The Vienna Philharmonic Orchestra at Carnegie Hall on Saturday, October 2.
The program, led by guest conductor Gustavo Dudamel, was gleefully, ridiculously, unabashedly populist—endearingly so, but also a bit over the top. There’s something kind of goofy about selecting a Rossini overture AND Ravel’s Boléro AND a collection of Bernstein dances (not the West Side Story suite, to be fair, but so like it that it might as well have been). Part of me wanted something a bit richer and more challenging—something like the Prokofiev symphony Dudamel conducted in his New York Philharmonic debut three years ago. But even in my snobbier moments, I couldn’t help but enjoy it. If one must do a crowd-pleaser-packed program, one might as well do it exquisitely well. It would be easy enough to coast through this stuff—it’s going to get an enthusiastic reaction regardless—but Dudamel and company never rested on the music’s laurels.

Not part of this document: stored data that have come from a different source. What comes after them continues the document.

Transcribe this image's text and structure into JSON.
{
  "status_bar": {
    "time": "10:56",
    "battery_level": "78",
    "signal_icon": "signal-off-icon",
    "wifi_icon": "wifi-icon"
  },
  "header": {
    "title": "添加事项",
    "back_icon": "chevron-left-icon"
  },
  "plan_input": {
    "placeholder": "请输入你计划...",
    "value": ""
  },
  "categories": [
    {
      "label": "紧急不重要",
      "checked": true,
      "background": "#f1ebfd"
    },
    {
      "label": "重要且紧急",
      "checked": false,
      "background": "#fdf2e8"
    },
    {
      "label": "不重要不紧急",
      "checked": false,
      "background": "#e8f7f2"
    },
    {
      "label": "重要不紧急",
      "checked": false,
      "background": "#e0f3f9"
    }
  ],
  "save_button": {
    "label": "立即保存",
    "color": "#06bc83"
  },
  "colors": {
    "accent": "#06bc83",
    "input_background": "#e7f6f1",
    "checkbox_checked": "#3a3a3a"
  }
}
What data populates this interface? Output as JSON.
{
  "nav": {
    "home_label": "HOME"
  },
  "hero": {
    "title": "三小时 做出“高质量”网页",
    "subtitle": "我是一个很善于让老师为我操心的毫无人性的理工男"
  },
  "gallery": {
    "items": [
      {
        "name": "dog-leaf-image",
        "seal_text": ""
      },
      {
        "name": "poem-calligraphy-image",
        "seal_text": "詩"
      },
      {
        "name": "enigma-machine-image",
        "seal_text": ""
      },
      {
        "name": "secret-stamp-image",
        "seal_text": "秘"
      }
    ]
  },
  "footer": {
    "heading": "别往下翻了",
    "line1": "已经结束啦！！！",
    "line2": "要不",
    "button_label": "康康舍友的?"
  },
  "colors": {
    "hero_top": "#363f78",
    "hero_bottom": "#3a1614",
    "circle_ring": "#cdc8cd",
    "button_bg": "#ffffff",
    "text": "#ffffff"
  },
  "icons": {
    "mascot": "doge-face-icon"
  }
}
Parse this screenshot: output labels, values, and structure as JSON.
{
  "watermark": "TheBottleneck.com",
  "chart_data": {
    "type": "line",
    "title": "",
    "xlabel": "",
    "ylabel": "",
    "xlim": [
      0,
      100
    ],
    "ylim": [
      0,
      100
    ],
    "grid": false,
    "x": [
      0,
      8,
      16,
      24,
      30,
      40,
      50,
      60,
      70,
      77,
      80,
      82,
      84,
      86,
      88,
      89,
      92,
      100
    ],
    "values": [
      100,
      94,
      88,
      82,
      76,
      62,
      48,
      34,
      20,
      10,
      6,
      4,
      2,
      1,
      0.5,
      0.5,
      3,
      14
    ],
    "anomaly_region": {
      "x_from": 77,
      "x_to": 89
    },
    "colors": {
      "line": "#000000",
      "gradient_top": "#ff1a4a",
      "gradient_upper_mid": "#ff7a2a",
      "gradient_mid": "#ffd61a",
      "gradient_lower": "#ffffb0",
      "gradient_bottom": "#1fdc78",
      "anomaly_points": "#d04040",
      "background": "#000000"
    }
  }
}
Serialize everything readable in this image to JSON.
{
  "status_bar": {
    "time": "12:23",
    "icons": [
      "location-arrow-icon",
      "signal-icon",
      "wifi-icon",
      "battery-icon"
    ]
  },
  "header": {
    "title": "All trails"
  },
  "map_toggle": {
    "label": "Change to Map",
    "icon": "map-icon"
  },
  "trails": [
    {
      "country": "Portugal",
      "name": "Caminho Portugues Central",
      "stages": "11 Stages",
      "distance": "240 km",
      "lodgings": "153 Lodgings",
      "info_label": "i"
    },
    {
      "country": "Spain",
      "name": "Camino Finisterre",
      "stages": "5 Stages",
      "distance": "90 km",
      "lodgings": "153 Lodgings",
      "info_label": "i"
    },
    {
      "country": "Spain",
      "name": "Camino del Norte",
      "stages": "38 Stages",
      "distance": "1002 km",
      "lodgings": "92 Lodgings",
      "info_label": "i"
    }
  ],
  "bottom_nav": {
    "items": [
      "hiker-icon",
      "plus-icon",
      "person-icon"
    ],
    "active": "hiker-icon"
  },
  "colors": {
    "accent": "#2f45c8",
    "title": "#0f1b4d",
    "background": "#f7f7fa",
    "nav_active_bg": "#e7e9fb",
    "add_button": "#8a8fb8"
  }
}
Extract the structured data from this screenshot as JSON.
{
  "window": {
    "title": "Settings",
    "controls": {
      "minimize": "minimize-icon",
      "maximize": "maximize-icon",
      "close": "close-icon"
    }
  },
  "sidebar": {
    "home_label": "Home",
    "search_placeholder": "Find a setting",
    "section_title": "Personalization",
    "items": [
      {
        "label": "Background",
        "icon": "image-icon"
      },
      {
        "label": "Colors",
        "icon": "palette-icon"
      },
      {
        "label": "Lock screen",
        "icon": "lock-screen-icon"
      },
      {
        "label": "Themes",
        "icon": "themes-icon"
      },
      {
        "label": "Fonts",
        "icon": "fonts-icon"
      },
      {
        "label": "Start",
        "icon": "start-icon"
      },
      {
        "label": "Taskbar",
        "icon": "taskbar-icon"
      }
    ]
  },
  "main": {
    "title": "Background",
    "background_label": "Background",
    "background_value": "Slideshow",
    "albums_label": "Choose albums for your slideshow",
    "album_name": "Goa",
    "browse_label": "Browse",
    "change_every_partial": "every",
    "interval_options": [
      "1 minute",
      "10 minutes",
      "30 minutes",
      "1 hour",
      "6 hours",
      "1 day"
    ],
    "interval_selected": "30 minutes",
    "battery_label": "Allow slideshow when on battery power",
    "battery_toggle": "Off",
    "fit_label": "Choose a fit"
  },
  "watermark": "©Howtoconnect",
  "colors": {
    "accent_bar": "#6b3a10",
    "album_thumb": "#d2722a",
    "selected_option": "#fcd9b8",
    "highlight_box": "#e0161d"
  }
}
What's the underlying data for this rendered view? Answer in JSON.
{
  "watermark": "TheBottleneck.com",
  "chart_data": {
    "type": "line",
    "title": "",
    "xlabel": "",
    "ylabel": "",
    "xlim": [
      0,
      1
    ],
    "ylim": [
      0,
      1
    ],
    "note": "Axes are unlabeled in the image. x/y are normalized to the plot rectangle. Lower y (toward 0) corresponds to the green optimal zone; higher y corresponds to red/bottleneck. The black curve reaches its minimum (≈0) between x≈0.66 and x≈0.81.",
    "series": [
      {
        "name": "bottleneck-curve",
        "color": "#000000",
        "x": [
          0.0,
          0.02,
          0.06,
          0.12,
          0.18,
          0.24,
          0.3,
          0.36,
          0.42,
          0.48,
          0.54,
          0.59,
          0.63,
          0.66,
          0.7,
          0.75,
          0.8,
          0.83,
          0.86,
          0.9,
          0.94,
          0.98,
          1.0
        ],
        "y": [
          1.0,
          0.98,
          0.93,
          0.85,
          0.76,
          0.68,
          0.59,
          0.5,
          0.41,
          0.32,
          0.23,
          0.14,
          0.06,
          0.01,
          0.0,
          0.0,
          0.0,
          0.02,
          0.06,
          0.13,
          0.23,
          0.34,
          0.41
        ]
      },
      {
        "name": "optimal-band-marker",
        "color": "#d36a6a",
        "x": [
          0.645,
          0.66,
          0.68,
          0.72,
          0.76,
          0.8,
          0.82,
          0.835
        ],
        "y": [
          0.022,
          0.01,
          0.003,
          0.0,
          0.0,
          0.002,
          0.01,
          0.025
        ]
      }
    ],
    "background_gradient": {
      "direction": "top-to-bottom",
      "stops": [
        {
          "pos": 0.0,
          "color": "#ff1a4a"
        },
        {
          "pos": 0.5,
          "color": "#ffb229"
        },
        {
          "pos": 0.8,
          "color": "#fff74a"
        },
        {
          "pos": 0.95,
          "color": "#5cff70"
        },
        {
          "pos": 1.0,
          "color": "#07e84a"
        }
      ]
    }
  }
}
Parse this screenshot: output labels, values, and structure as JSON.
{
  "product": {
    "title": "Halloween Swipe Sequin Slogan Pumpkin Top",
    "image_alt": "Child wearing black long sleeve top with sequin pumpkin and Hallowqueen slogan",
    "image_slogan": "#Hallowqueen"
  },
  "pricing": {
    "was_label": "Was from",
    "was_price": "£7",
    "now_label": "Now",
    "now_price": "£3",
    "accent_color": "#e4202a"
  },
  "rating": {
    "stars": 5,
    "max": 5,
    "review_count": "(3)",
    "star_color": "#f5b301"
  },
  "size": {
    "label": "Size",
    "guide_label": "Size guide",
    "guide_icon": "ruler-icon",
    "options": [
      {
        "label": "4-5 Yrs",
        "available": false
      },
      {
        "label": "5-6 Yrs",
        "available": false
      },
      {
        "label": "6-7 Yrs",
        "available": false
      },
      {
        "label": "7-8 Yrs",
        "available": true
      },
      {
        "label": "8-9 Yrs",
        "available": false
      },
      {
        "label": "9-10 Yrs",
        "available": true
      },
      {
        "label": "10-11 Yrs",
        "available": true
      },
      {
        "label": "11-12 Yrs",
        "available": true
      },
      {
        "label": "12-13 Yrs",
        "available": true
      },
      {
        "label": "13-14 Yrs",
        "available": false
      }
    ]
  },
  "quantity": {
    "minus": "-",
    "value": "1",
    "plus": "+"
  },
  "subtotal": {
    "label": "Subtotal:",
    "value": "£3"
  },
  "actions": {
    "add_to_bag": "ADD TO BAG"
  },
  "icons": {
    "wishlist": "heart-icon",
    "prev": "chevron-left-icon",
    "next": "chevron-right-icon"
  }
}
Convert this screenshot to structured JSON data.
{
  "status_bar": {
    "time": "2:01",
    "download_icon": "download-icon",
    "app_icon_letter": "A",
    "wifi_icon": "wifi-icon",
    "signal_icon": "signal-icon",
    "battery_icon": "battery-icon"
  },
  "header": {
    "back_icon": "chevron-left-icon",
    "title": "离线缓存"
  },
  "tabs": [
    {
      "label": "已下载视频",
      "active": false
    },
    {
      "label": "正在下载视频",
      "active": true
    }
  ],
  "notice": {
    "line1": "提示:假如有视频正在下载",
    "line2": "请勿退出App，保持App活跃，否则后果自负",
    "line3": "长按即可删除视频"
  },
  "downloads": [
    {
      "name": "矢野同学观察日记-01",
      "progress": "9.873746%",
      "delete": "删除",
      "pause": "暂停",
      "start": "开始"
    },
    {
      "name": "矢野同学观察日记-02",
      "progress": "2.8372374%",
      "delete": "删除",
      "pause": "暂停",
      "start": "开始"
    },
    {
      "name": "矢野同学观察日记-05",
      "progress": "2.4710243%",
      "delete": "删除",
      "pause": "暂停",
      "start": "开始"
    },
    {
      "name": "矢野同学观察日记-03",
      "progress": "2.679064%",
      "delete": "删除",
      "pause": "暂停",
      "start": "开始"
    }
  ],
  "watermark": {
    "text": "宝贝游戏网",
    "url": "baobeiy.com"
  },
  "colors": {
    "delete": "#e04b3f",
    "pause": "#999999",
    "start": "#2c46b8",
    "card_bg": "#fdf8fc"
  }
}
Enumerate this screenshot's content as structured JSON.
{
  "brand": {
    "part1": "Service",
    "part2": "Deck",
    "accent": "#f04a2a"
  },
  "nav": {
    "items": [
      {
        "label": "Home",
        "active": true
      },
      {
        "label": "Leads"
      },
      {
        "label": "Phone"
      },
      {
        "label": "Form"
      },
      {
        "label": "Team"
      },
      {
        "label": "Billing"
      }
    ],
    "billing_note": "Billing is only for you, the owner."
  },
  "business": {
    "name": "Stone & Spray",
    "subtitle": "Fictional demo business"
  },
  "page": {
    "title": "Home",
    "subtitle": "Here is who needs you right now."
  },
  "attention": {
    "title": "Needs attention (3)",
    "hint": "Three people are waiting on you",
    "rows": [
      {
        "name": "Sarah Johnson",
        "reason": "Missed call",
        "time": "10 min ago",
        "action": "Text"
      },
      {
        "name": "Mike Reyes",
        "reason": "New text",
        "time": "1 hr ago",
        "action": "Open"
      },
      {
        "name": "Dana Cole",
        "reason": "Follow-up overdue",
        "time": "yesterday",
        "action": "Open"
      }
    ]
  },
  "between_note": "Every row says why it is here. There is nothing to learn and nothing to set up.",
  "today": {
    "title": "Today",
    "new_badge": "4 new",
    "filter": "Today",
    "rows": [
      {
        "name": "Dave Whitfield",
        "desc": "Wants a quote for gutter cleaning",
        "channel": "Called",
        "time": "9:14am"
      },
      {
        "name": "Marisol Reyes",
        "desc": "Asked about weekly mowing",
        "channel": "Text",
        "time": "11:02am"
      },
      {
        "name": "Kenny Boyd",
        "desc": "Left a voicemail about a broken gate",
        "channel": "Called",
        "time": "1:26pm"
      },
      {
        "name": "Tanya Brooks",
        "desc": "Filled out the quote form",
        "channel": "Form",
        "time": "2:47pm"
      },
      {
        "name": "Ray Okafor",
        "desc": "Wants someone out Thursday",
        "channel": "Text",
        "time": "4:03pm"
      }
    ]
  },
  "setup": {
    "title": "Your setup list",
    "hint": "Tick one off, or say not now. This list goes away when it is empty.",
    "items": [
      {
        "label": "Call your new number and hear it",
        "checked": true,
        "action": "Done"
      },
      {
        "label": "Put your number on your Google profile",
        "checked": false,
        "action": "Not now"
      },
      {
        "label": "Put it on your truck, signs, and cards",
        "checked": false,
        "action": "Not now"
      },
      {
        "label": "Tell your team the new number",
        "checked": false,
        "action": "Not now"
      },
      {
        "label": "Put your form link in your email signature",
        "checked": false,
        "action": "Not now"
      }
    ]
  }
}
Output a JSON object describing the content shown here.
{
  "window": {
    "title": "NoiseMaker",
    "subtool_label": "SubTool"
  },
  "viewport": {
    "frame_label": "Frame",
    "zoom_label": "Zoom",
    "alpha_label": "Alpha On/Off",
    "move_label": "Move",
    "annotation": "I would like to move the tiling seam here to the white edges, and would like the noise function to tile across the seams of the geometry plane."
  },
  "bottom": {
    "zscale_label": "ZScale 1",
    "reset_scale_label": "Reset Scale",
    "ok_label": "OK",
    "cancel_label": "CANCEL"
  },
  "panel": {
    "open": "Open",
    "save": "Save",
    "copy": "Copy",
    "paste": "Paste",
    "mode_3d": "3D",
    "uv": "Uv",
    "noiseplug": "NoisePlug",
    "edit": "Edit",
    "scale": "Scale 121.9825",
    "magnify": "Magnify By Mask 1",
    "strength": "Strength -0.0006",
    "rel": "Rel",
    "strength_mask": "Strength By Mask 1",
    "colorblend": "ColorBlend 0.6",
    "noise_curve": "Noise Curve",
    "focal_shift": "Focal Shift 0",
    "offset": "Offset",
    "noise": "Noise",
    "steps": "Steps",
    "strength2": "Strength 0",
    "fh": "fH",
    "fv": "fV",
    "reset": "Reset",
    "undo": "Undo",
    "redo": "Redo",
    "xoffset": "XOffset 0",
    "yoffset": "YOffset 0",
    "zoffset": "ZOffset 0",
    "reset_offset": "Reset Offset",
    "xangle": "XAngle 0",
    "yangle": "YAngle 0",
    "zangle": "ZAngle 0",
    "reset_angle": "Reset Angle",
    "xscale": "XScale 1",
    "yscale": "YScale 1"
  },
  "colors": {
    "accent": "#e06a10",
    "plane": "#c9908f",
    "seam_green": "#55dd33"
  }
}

As I’m, you know, kind of a snob, I’d love to say the least familiar work was the best thing on the program, but to my disappointment, the opposite was true. I didn’t need the program notes to tell me that Julián Orbón was a student of Aaron Copland. Tres versiones sinfónicas practically screams its influences; its harmonies and rhythms often invoke specific pieces (Lincoln Portrait, Appalachian Spring, El salón Mexico) and inevitably pale in comparison. At least the final movement, “Xylophone: Congo,” has percussive flair to drum up some interest. The middle movement, “Organum: Perotin,” is turgid and inert. Its title refers to a twelfth-century composer, Perotin, who is remembered in music history classes as a master of organum, early polyphony in which a composer laid ornate musical flourishes over a well-know, very slowly paced melody. But Perotin’s organum feels lively and brisk over those droning pedal tones; Orbón’s organum is virtually all drone, and all the duller for it.
Bernstein, bless him, is anything but dull. The eight short movements of Divertimento for Orchestra fly by with playful rhythms, tuneful melodies, and charmingly varied orchestration. Rossini’s La gazza ladra overture is similarly colorful and appealing. Neither work seems to take itself too seriously, and Dudamel led the Philharmonic in rousing, light-footed performances of both.
The program concluded with the two works by Ravel. I generally prefer the original piano version of the Pavane (perhaps simply because that’s what I know better), but the Philharmonic winds carried the plaintive melody with such perfect, solemn sweetness that I forgot my own bias. And Boléro … well, it’s an overlong, monotonous work—with the poor snare drummer driving that endless ostinato into everyone’s skull—but Dudamel started the Philharmonic at an almost imperceptible hush that drew me in in spite of myself, and each soloist to pick up the sinuous melody handled it with élan, as if it were new each time. (The trombonist’s jazzy glissandos were nothing less than delightful.) And maybe all that repetition works in the end because the abrupt final modulation—the one moment when something actually changes—always feels startling, even thrilling. And with Dudamel practically leaping off the podium for the last big crash, how I could help but grin?